Encore plus responsables

En ce début d’année 2021, la tempête du coronavirus ne s’est pas apaisée. Cela n’empêche pas Éric La Bonnardière de tourner vers l’avenir un regard positif, « optimiste ». Il veut voir à travers cette crise des « opportunités ». Plus que jamais, il croit au modèle d’un tourisme plus durable. « C’est une vraie demande des voyageurs de comprendre leur impact, de mettre du sens dans leur voyage, de partir peut-être moins souvent mais plus longtemps et de manière plus réfléchie », souligne-t-il. Le niveau d’exigence a été remonté d’un cran. Certains partenaires considérés comme pas assez vertueux ont été écartés, tout comme les activités faisant intervenir des animaux, les balades à dos d’éléphants par exemple. Evaneos a également lancé un projet « Agency Score ». Les agences locales sont notées sur leur situation financière et la qualité de leurs services, et en fonction de leur engagement social et environnemental. Un autre chantier a été ouvert pour compenser 100 % des émissions de carbone des séjours proposés. Le prix de chaque voyage inclura une compensation carbone, qui permettra, par exemple, de financer un programme de reforestation. L’entreprise vise par ailleurs l’obtention de la certification B Corp.
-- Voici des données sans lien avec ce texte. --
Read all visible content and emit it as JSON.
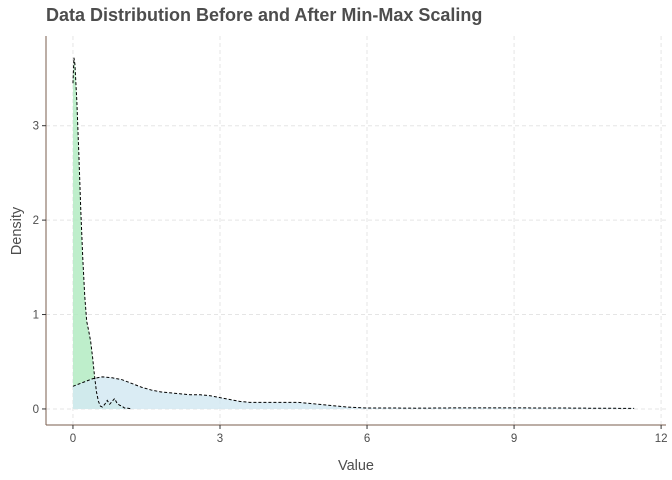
{
  "chart_data": {
    "type": "area",
    "title": "Data Distribution Before and After Min-Max Scaling",
    "xlabel": "Value",
    "ylabel": "Density",
    "xlim": [
      -0.55,
      12.1
    ],
    "ylim": [
      -0.17,
      3.95
    ],
    "x_ticks": [
      0,
      3,
      6,
      9,
      12
    ],
    "y_ticks": [
      0,
      1,
      2,
      3
    ],
    "grid": true,
    "legend": "none",
    "series": [
      {
        "color": "#b3ebc2",
        "x": [
          0.0,
          0.02,
          0.04,
          0.08,
          0.12,
          0.16,
          0.2,
          0.24,
          0.28,
          0.32,
          0.36,
          0.4,
          0.44,
          0.48,
          0.52,
          0.56,
          0.6,
          0.65,
          0.7,
          0.75,
          0.8,
          0.85,
          0.9,
          0.95,
          1.0,
          1.05,
          1.1,
          1.15,
          1.2
        ],
        "y": [
          3.45,
          3.72,
          3.65,
          3.25,
          2.7,
          2.1,
          1.6,
          1.2,
          0.93,
          0.83,
          0.72,
          0.55,
          0.35,
          0.18,
          0.08,
          0.03,
          0.02,
          0.05,
          0.09,
          0.05,
          0.08,
          0.11,
          0.06,
          0.04,
          0.03,
          0.01,
          0.01,
          0.005,
          0.0
        ]
      },
      {
        "color": "#d4e9f2",
        "x": [
          0.0,
          0.1,
          0.2,
          0.3,
          0.4,
          0.5,
          0.6,
          0.8,
          1.0,
          1.2,
          1.4,
          1.6,
          1.8,
          2.0,
          2.2,
          2.4,
          2.6,
          2.8,
          3.0,
          3.2,
          3.4,
          3.6,
          3.8,
          4.0,
          4.2,
          4.4,
          4.6,
          4.8,
          5.0,
          5.2,
          5.4,
          5.6,
          5.8,
          6.0,
          6.5,
          7.0,
          7.5,
          8.0,
          8.5,
          9.0,
          9.5,
          10.0,
          10.5,
          11.0,
          11.45
        ],
        "y": [
          0.24,
          0.26,
          0.28,
          0.3,
          0.32,
          0.33,
          0.34,
          0.33,
          0.31,
          0.27,
          0.23,
          0.2,
          0.18,
          0.17,
          0.16,
          0.15,
          0.15,
          0.14,
          0.12,
          0.1,
          0.08,
          0.07,
          0.07,
          0.07,
          0.07,
          0.07,
          0.07,
          0.06,
          0.05,
          0.04,
          0.03,
          0.02,
          0.015,
          0.01,
          0.01,
          0.008,
          0.01,
          0.012,
          0.012,
          0.012,
          0.01,
          0.01,
          0.008,
          0.007,
          0.006
        ]
      }
    ]
  }
}
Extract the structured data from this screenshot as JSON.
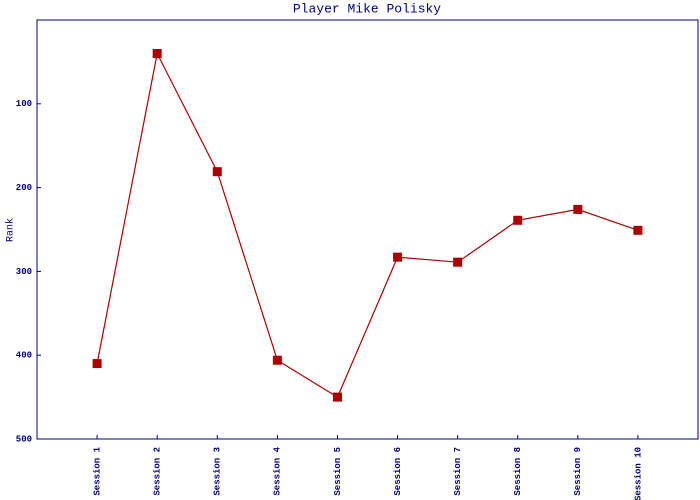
{
  "chart_data": {
    "type": "line",
    "title": "Player Mike Polisky",
    "y_label": "Rank",
    "categories": [
      "Session 1",
      "Session 2",
      "Session 3",
      "Session 4",
      "Session 5",
      "Session 6",
      "Session 7",
      "Session 8",
      "Session 9",
      "Session 10"
    ],
    "series": [
      {
        "name": "Rank",
        "color": "#aa0000",
        "values": [
          410,
          40,
          181,
          406,
          450,
          283,
          289,
          239,
          226,
          251
        ]
      }
    ],
    "ylim": [
      500,
      0
    ],
    "yticks": [
      100,
      200,
      300,
      400,
      500
    ],
    "grid": false
  }
}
Ce label créé aux États-Unis en 2006 distingue les sociétés privées qui intègrent dans leur mission des objectifs sociaux, sociétaux et environnementaux. Seules 3 700 entreprises à travers le monde, parmi lesquelles Patagonia, Nature et Découvertes ou Innocent Drinks, ont à ce jour obtenu la certification. Le monde d’après a déjà son agence de voyage.